Book History has emerged as one of the most exciting new interdisciplinary fields of study in the humanities. By focusing on the production, circulation and reception of the book in all its forms, it has transformed the study of history, literature and culture. The Broadview Reader in Book History includes 33 of the key essays about the history of the book from some of the leading figures in the field. We’ve organized them into five sections: Materiality, Textuality, Printing and Reading, Intermediality and Remediating. Overall, it’s the most complete and up-to-date introduction available to this area of study.
Anything else?
Yes. We’ve written a headnote for each essay and provided explanatory footnotes that make clear obscure words and references. We’ve also written an introduction to the volume as a whole, and included a chronology of book history and a glossary of key terms used by historians of the book, as well as a guide to further reading.
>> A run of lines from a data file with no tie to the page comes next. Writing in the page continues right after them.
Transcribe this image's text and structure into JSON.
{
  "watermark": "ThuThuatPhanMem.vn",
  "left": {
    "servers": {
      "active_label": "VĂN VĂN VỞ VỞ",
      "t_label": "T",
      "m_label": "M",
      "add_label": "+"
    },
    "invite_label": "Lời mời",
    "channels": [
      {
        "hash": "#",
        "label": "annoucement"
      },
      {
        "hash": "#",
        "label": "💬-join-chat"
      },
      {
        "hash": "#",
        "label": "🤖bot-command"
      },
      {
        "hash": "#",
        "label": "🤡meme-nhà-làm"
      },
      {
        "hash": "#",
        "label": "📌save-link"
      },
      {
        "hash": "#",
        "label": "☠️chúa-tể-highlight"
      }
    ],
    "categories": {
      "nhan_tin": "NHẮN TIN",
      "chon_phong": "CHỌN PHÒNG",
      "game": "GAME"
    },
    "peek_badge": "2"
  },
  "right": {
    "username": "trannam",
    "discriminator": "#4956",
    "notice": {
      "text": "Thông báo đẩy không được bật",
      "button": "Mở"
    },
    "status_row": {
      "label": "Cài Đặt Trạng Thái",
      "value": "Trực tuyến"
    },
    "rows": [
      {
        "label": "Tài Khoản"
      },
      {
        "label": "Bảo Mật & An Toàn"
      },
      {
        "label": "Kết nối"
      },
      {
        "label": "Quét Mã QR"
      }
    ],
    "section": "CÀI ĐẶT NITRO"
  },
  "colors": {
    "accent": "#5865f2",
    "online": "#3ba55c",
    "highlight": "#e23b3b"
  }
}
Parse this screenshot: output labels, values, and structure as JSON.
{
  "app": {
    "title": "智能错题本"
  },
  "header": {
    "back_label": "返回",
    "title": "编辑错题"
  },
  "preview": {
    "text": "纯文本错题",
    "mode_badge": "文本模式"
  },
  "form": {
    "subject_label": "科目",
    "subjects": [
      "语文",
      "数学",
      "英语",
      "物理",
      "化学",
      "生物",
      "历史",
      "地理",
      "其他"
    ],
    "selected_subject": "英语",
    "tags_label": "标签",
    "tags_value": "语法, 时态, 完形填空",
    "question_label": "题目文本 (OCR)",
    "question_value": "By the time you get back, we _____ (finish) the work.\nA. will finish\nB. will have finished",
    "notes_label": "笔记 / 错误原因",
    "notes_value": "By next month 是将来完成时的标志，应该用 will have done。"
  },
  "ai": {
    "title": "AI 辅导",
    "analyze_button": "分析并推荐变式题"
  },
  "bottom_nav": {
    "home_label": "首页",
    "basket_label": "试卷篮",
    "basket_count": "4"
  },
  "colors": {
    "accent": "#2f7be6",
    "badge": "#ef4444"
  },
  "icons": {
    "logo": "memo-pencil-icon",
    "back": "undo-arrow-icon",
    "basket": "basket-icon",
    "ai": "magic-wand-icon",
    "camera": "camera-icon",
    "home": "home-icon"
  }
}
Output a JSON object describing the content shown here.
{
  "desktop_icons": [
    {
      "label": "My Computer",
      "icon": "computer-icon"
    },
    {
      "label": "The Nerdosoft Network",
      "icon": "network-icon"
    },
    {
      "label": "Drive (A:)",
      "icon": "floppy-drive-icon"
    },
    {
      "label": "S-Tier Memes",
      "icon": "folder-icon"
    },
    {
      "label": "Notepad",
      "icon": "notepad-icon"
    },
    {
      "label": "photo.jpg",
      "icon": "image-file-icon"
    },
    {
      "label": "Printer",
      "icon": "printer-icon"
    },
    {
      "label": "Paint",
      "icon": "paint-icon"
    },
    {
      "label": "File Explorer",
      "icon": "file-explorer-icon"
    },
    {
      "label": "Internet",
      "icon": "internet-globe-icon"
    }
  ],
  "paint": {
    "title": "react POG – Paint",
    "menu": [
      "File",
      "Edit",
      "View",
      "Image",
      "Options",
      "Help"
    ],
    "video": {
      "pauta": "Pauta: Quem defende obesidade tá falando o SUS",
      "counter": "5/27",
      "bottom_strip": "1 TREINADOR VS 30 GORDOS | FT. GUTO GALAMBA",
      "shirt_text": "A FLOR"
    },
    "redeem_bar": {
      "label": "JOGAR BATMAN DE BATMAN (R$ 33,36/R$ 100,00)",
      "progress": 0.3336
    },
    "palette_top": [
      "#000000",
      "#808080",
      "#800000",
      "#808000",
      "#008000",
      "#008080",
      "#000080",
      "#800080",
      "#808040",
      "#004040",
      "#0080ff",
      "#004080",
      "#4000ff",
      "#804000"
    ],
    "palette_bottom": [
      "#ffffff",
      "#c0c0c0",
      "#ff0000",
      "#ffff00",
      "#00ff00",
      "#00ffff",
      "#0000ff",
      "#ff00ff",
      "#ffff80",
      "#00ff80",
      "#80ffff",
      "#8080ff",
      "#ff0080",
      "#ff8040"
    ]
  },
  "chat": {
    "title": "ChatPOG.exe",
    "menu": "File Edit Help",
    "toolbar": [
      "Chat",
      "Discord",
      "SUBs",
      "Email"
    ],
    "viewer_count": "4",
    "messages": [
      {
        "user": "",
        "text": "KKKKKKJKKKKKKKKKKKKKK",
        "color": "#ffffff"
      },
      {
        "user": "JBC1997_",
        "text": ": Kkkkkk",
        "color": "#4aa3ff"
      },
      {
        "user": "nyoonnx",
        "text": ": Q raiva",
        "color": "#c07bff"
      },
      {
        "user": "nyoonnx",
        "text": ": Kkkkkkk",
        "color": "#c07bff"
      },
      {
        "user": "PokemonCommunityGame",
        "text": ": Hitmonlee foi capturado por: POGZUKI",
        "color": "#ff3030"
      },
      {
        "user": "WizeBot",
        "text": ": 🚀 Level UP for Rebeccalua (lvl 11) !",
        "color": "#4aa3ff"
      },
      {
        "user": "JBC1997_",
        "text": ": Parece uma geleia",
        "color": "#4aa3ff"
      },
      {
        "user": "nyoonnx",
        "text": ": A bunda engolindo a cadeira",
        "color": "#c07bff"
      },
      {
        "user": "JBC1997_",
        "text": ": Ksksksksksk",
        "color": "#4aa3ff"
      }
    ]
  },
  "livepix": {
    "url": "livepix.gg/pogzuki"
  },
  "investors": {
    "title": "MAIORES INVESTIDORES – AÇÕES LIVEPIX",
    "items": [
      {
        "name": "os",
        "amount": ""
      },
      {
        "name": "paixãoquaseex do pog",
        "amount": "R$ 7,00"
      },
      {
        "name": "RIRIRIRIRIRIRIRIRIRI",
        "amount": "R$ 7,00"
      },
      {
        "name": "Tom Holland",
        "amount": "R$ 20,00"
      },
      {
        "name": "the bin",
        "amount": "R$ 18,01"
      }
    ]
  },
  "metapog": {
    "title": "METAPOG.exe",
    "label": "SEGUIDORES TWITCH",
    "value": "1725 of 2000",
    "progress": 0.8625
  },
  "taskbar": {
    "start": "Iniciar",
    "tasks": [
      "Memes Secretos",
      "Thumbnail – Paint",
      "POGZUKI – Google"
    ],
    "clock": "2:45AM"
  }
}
Taken together this editorial apparatus adds significant value to the reader, making it the most user-friendly way for advanced undergraduates and graduate students to discover book history for the first time.
What topics are covered?
Rather than trying to include everything, we’ve focused particularly on the history of the book in Europe and America since the European invention of printing. We’ve included essays that show how book history intersects with textual scholarship and editing, digital humanities and media studies. We’ve selected essays that are sensitive to issues of race and gender in book history. And we’ve included some essays that help readers to engage with recent debates about the future of the book.
Who should read this book?
The reader is aimed at advanced undergraduates and graduate students encountering book history for the first time; instructors who are thinking about assigning the book can order inspection copies here. More generally, the reader is ideal for anyone who wants a one-volume, fully annotated guide to how the field of book history has taken shape, and what are some of the paths it might follow in the future.